Sunil Bharti Mittal, the founder of Bharti Enterprises. Photo: AFP

Telecom major Bharti Airtel posted its biggest quarterly loss since it went public in 2002, hurt by the price war and a one-time loss of 14.45 billion rupees (US$207 million).

The Sunil Bharti Mittal-promoted company incurred a net loss of 28.66 billion rupees ($411 million) in the first quarter this year as against a profit of 970 million rupees in the previous year. It is its first quarterly loss since December 2003.

However, the company’s average revenue per user for this quarter was the industry’s best at 129 rupees on a subscriber base of 320 million. It was 105 rupees in the year-ago quarter and 123 rupees in the previous quarter. It has risen for the third straight quarter.

Vodafone Idea’s average revenue per user during the same period was 108 rupees, while that of Reliance Jio was 122 rupees.

Airtel also retained the top spot in the market in terms of revenue this quarter as its top line was up 2.8% at 153.45 billion rupees. Vodafone Idea posted revenue of 112.69 billion rupees and Reliance Jio’s revenue was Rs 116.79 billion rupees, Business Standard reports.

However, in the same period Reliance Jio has posted a profit of 8.91 billion rupees ($127 million) and Vodafone-Idea incurred a loss of over 45 billion rupees.

During the first quarter, Airtel’s mobile revenue saw year-on-year growth of 3.7%. Mobile 4G data customers increased by 63.3% to 95.2 million from 58.3 million in the corresponding quarter last year. This happened despite a rise in the price for its lowest tariff plans and deactivation of low-revenue-generating customers.

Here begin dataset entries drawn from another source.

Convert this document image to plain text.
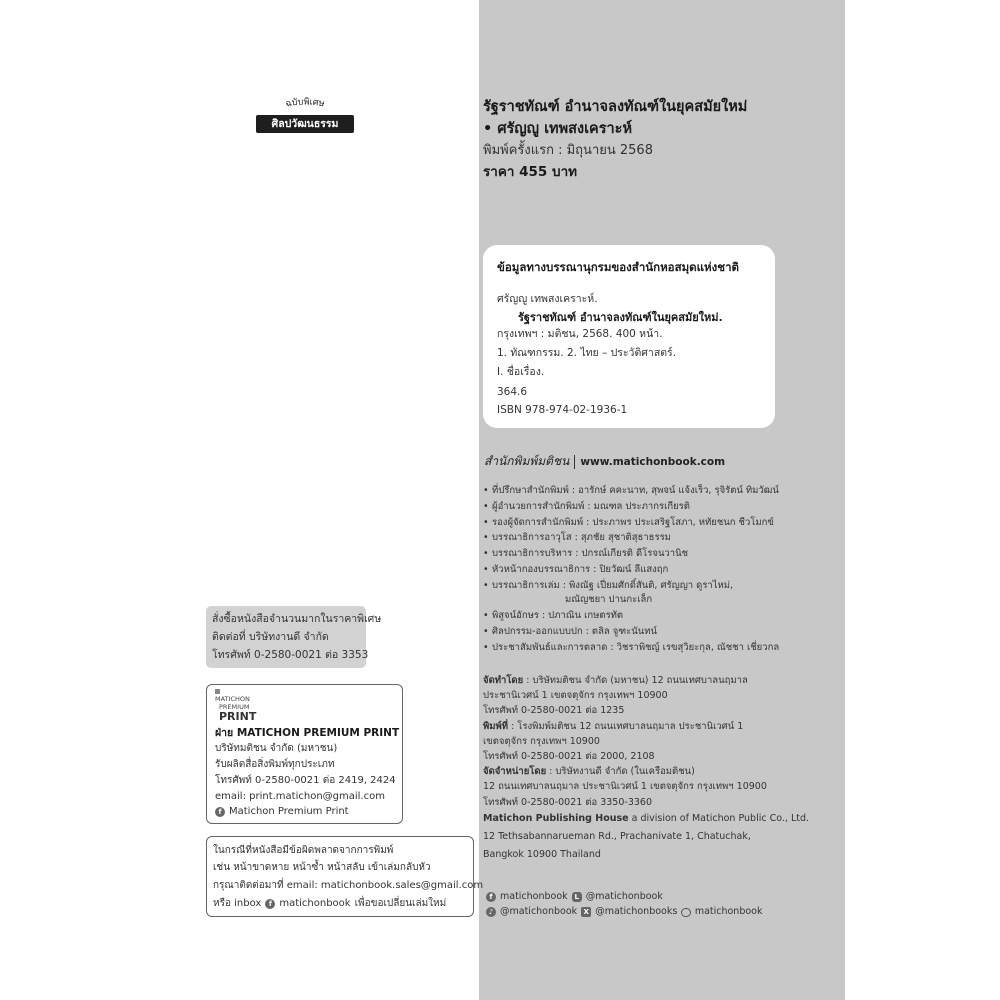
ฉบับพิเศษ
ศิลปวัฒนธรรม
รัฐราชทัณฑ์ อำนาจลงทัณฑ์ในยุคสมัยใหม่
• ศรัญญู เทพสงเคราะห์
พิมพ์ครั้งแรก : มิถุนายน 2568
ราคา 455 บาท
ข้อมูลทางบรรณานุกรมของสำนักหอสมุดแห่งชาติ
ศรัญญู เทพสงเคราะห์.
รัฐราชทัณฑ์ อำนาจลงทัณฑ์ในยุคสมัยใหม่.
กรุงเทพฯ : มติชน, 2568. 400 หน้า.
1. ทัณฑกรรม. 2. ไทย – ประวัติศาสตร์.
I. ชื่อเรื่อง.
364.6
ISBN 978-974-02-1936-1
สำนักพิมพ์มติชน www.matichonbook.com
• ที่ปรึกษาสำนักพิมพ์ : อารักษ์ คคะนาท, สุพจน์ แจ้งเร็ว, รุจิรัตน์ ทิมวัฒน์
• ผู้อำนวยการสำนักพิมพ์ : มณฑล ประภากรเกียรติ
• รองผู้จัดการสำนักพิมพ์ : ประภาพร ประเสริฐโสภา, หทัยชนก ชีวโมกข์
• บรรณาธิการอาวุโส : สุภชัย สุชาติสุธาธรรม
• บรรณาธิการบริหาร : ปกรณ์เกียรติ ดีโรจนวานิช
• หัวหน้ากองบรรณาธิการ : ปิยวัฒน์ ลีแสงฤก
• บรรณาธิการเล่ม : พิงณัฐ เปี่ยมศักดิ์สันติ, ศรัญญา ดูราไหม่,
มณัญชยา ปานกะเล็ก
• พิสูจน์อักษร : ปภาณิน เกษตรทัต
• ศิลปกรรม-ออกแบบปก : ตลิล จูฑะนันทน์
• ประชาสัมพันธ์และการตลาด : วิชราพิชญ์ เรขสุวิยะกุล, ณัชชา เชี่ยวกล
จัดทำโดย : บริษัทมติชน จำกัด (มหาชน) 12 ถนนเทศบาลนฤมาล
ประชานิเวศน์ 1 เขตจตุจักร กรุงเทพฯ 10900
โทรศัพท์ 0-2580-0021 ต่อ 1235
พิมพ์ที่ : โรงพิมพ์มติชน 12 ถนนเทศบาลนฤมาล ประชานิเวศน์ 1
เขตจตุจักร กรุงเทพฯ 10900
โทรศัพท์ 0-2580-0021 ต่อ 2000, 2108
จัดจำหน่ายโดย : บริษัทงานดี จำกัด (ในเครือมติชน)
12 ถนนเทศบาลนฤมาล ประชานิเวศน์ 1 เขตจตุจักร กรุงเทพฯ 10900
โทรศัพท์ 0-2580-0021 ต่อ 3350-3360
Matichon Publishing House a division of Matichon Public Co., Ltd.
12 Tethsabannarueman Rd., Prachanivate 1, Chatuchak,
Bangkok 10900 Thailand
f matichonbook L @matichonbook
♪ @matichonbook X @matichonbooks matichonbook
สั่งซื้อหนังสือจำนวนมากในราคาพิเศษ
ติดต่อที่ บริษัทงานดี จำกัด
โทรศัพท์ 0-2580-0021 ต่อ 3353
MATICHON
PREMIUM
PRINT
ฝ่าย MATICHON PREMIUM PRINT
บริษัทมติชน จำกัด (มหาชน)
รับผลิตสื่อสิ่งพิมพ์ทุกประเภท
โทรศัพท์ 0-2580-0021 ต่อ 2419, 2424
email: print.matichon@gmail.com
f Matichon Premium Print
ในกรณีที่หนังสือมีข้อผิดพลาดจากการพิมพ์
เช่น หน้าขาดหาย หน้าซ้ำ หน้าสลับ เข้าเล่มกลับหัว
กรุณาติดต่อมาที่ email: matichonbook.sales@gmail.com
หรือ inbox	f matichonbook เพื่อขอเปลี่ยนเล่มใหม่
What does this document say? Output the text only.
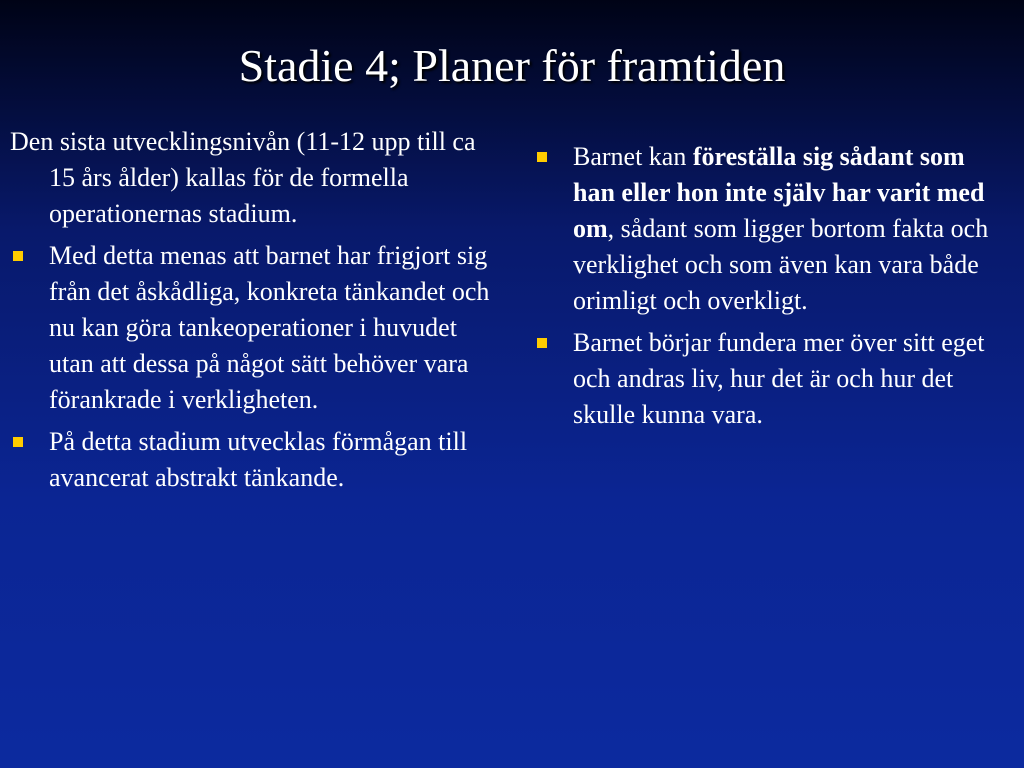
Stadie 4; Planer för framtiden

Den sista utvecklingsnivån (11-12 upp till ca 15 års ålder) kallas för de formella operationernas stadium.

Med detta menas att barnet har frigjort sig från det åskådliga, konkreta tänkandet och nu kan göra tankeoperationer i huvudet utan att dessa på något sätt behöver vara förankrade i verkligheten.
På detta stadium utvecklas förmågan till avancerat abstrakt tänkande.
Barnet kan föreställa sig sådant som han eller hon inte själv har varit med om, sådant som ligger bortom fakta och verklighet och som även kan vara både orimligt och overkligt.
Barnet börjar fundera mer över sitt eget och andras liv, hur det är och hur det skulle kunna vara.
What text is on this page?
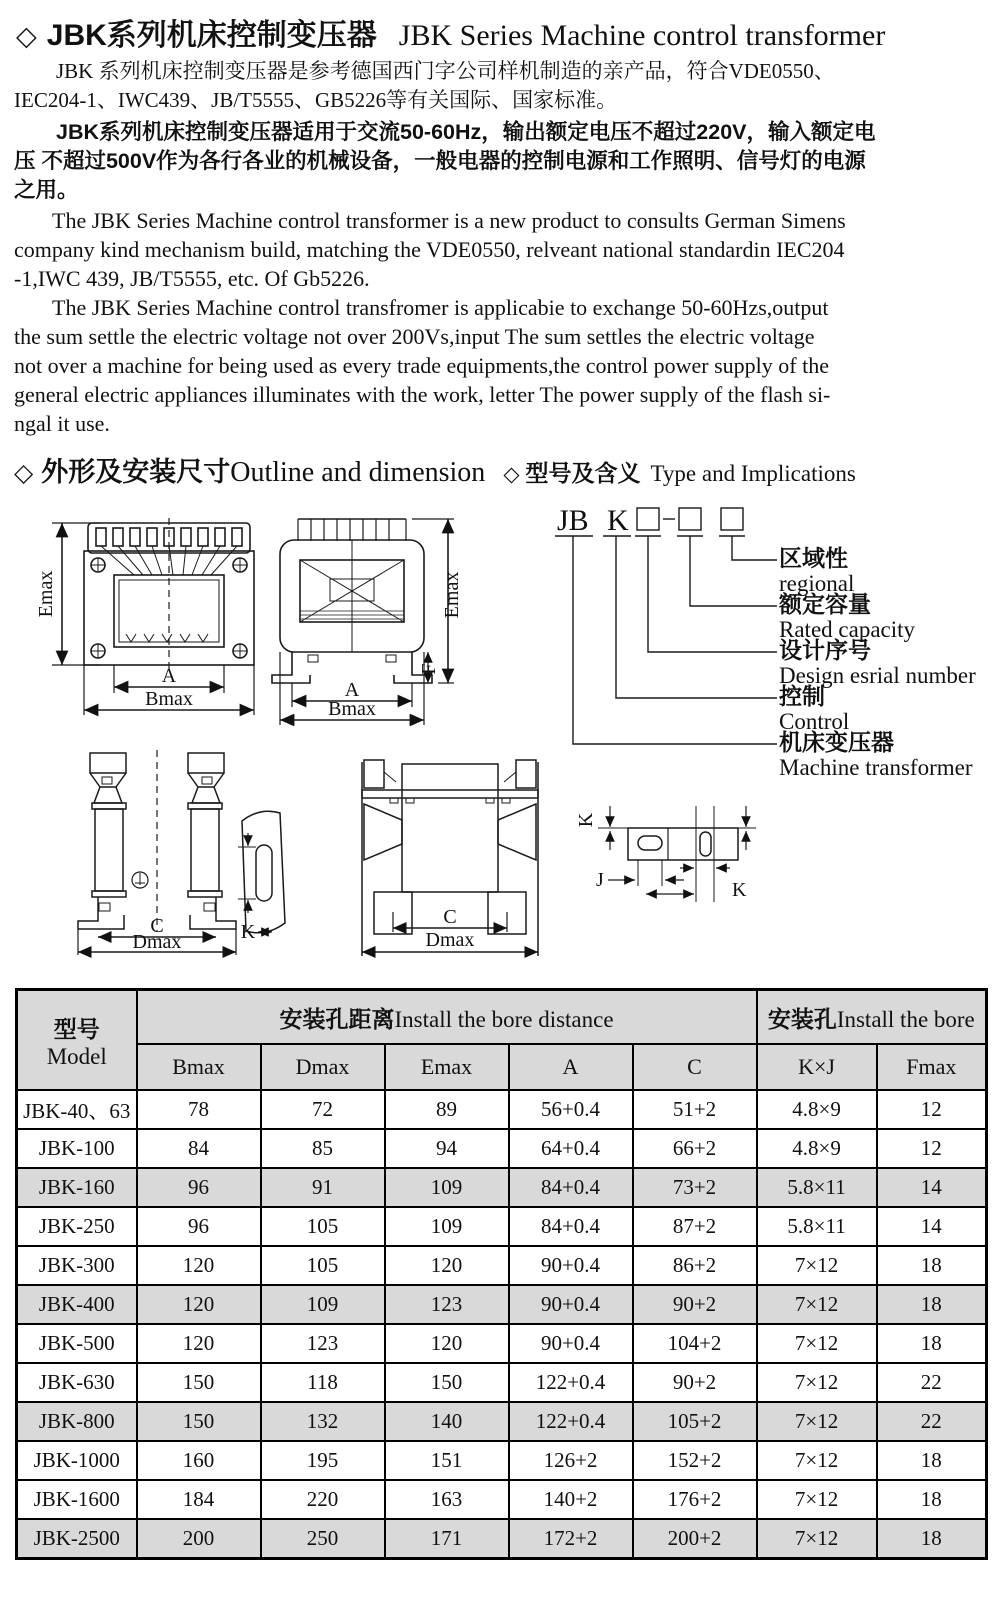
◇ JBK系列机床控制变压器 JBK Series Machine control transformer
JBK 系列机床控制变压器是参考德国西门字公司样机制造的亲产品，符合VDE0550、
IEC204-1、IWC439、JB/T5555、GB5226等有关国际、国家标准。
JBK系列机床控制变压器适用于交流50-60Hz，输出额定电压不超过220V，输入额定电
压 不超过500V作为各行各业的机械设备，一般电器的控制电源和工作照明、信号灯的电源
之用。
The JBK Series Machine control transformer is a new product to consults German Simens
company kind mechanism build, matching the VDE0550, relveant national standardin IEC204
-1,IWC 439, JB/T5555, etc. Of Gb5226.
The JBK Series Machine control transfromer is applicabie to exchange 50-60Hzs,output
the sum settle the electric voltage not over 200Vs,input The sum settles the electric voltage
not over a machine for being used as every trade equipments,the control power supply of the
general electric appliances illuminates with the work, letter The power supply of the flash si-
ngal it use.
◇ 外形及安装尺寸Outline and dimension ◇ 型号及含义 Type and Implications
Emax
A
Bmax
F
Emax
A
Bmax
JB K
区域性
regional
额定容量
Rated capacity
设计序号
Design esrial number
控制
Control
机床变压器
Machine transformer
C
Dmax	K
C
Dmax
K
J	K
型号
Model	安装孔距离Install the bore distance					安装孔Install the bore	
	Bmax	Dmax	Emax	A	C	K×J	Fmax
JBK-40、63	78	72	89	56+0.4	51+2	4.8×9	12
JBK-100	84	85	94	64+0.4	66+2	4.8×9	12
JBK-160	96	91	109	84+0.4	73+2	5.8×11	14
JBK-250	96	105	109	84+0.4	87+2	5.8×11	14
JBK-300	120	105	120	90+0.4	86+2	7×12	18
JBK-400	120	109	123	90+0.4	90+2	7×12	18
JBK-500	120	123	120	90+0.4	104+2	7×12	18
JBK-630	150	118	150	122+0.4	90+2	7×12	22
JBK-800	150	132	140	122+0.4	105+2	7×12	22
JBK-1000	160	195	151	126+2	152+2	7×12	18
JBK-1600	184	220	163	140+2	176+2	7×12	18
JBK-2500	200	250	171	172+2	200+2	7×12	18
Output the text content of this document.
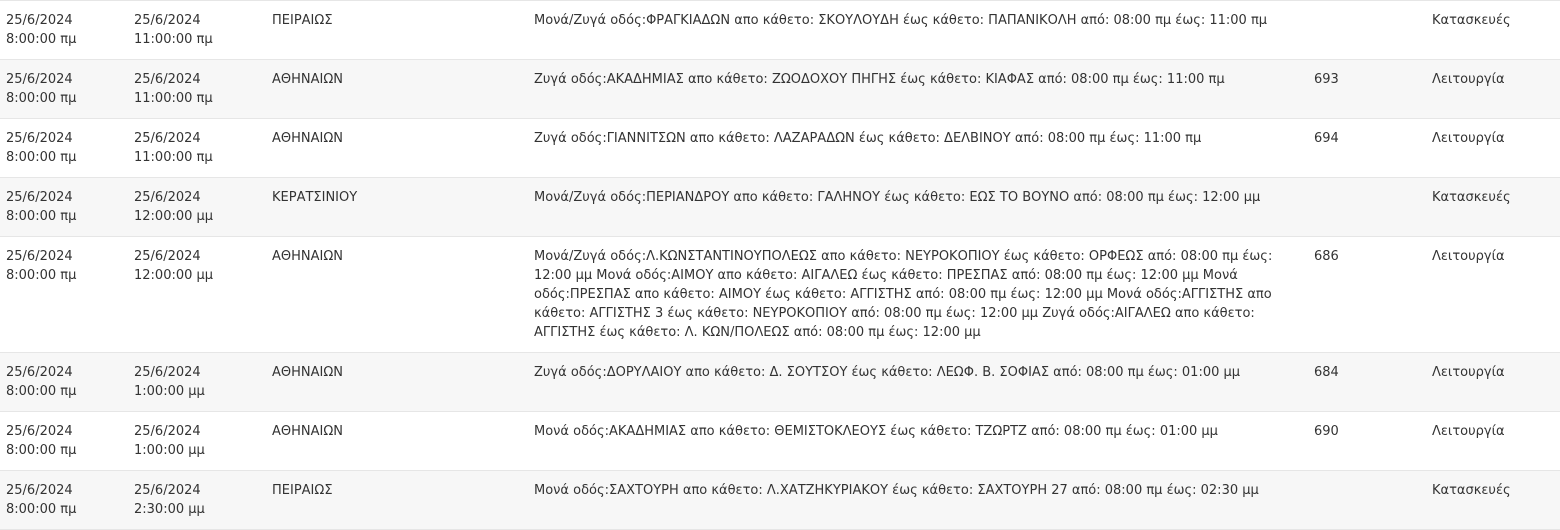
25/6/2024
8:00:00 πμ	25/6/2024
11:00:00 πμ	ΠΕΙΡΑΙΩΣ	Μονά/Ζυγά οδός:ΦΡΑΓΚΙΑΔΩΝ απο κάθετo: ΣΚΟΥΛΟΥΔΗ έως κάθετο: ΠΑΠΑΝΙΚΟΛΗ από: 08:00 πμ έως: 11:00 πμ		Κατασκευές

25/6/2024
8:00:00 πμ	25/6/2024
11:00:00 πμ	ΑΘΗΝΑΙΩΝ	Ζυγά οδός:ΑΚΑΔΗΜΙΑΣ απο κάθετo: ΖΩΟΔΟΧΟΥ ΠΗΓΗΣ έως κάθετο: ΚΙΑΦΑΣ από: 08:00 πμ έως: 11:00 πμ	693	Λειτουργία

25/6/2024
8:00:00 πμ	25/6/2024
11:00:00 πμ	ΑΘΗΝΑΙΩΝ	Ζυγά οδός:ΓΙΑΝΝΙΤΣΩΝ απο κάθετo: ΛΑΖΑΡΑΔΩΝ έως κάθετο: ΔΕΛΒΙΝΟΥ από: 08:00 πμ έως: 11:00 πμ	694	Λειτουργία

25/6/2024
8:00:00 πμ	25/6/2024
12:00:00 μμ	ΚΕΡΑΤΣΙΝΙΟΥ	Μονά/Ζυγά οδός:ΠΕΡΙΑΝΔΡΟΥ απο κάθετo: ΓΑΛΗΝΟΥ έως κάθετο: ΕΩΣ ΤΟ ΒΟΥΝΟ από: 08:00 πμ έως: 12:00 μμ		Κατασκευές

25/6/2024
8:00:00 πμ	25/6/2024
12:00:00 μμ	ΑΘΗΝΑΙΩΝ	Μονά/Ζυγά οδός:Λ.ΚΩΝΣΤΑΝΤΙΝΟΥΠΟΛΕΩΣ απο κάθετo: ΝΕΥΡΟΚΟΠΙΟΥ έως κάθετο: ΟΡΦΕΩΣ από: 08:00 πμ έως: 12:00 μμ Μονά οδός:ΑΙΜΟΥ απο κάθετo: ΑΙΓΑΛΕΩ έως κάθετο: ΠΡΕΣΠΑΣ από: 08:00 πμ έως: 12:00 μμ Μονά οδός:ΠΡΕΣΠΑΣ απο κάθετo: ΑΙΜΟΥ έως κάθετο: ΑΓΓΙΣΤΗΣ από: 08:00 πμ έως: 12:00 μμ Μονά οδός:ΑΓΓΙΣΤΗΣ απο κάθετo: ΑΓΓΙΣΤΗΣ 3 έως κάθετο: ΝΕΥΡΟΚΟΠΙΟΥ από: 08:00 πμ έως: 12:00 μμ Ζυγά οδός:ΑΙΓΑΛΕΩ απο κάθετo: ΑΓΓΙΣΤΗΣ έως κάθετο: Λ. ΚΩΝ/ΠΟΛΕΩΣ από: 08:00 πμ έως: 12:00 μμ	686	Λειτουργία

25/6/2024
8:00:00 πμ	25/6/2024
1:00:00 μμ	ΑΘΗΝΑΙΩΝ	Ζυγά οδός:ΔΟΡΥΛΑΙΟΥ απο κάθετo: Δ. ΣΟΥΤΣΟΥ έως κάθετο: ΛΕΩΦ. Β. ΣΟΦΙΑΣ από: 08:00 πμ έως: 01:00 μμ	684	Λειτουργία

25/6/2024
8:00:00 πμ	25/6/2024
1:00:00 μμ	ΑΘΗΝΑΙΩΝ	Μονά οδός:ΑΚΑΔΗΜΙΑΣ απο κάθετo: ΘΕΜΙΣΤΟΚΛΕΟΥΣ έως κάθετο: ΤΖΩΡΤΖ από: 08:00 πμ έως: 01:00 μμ	690	Λειτουργία

25/6/2024
8:00:00 πμ	25/6/2024
2:30:00 μμ	ΠΕΙΡΑΙΩΣ	Μονά οδός:ΣΑΧΤΟΥΡΗ απο κάθετo: Λ.ΧΑΤΖΗΚΥΡΙΑΚΟΥ έως κάθετο: ΣΑΧΤΟΥΡΗ 27 από: 08:00 πμ έως: 02:30 μμ		Κατασκευές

The telecom company incurred a one-time cost of over 14 billion rupees to redeploy spectrum and upgrade from 3G networks to 4G. In the preceding quarter, Airtel had posted a surprise profit of 1.07 billion rupees because of a one-time gain of 20.22 billion rupees.

The launch of low-cost tariff plans by Reliance Jio forced rivals to drop their rates, hurting profit margins. Smaller companies were forced to either shut shop or get acquired.

Right now the Indian market has three main private players – Airtel, Jio and the merged entity of Vodafone and Idea. The state-owned Bharat Sanchar Nigam Limited is also incurring heavy losses and the government is looking to divest the company.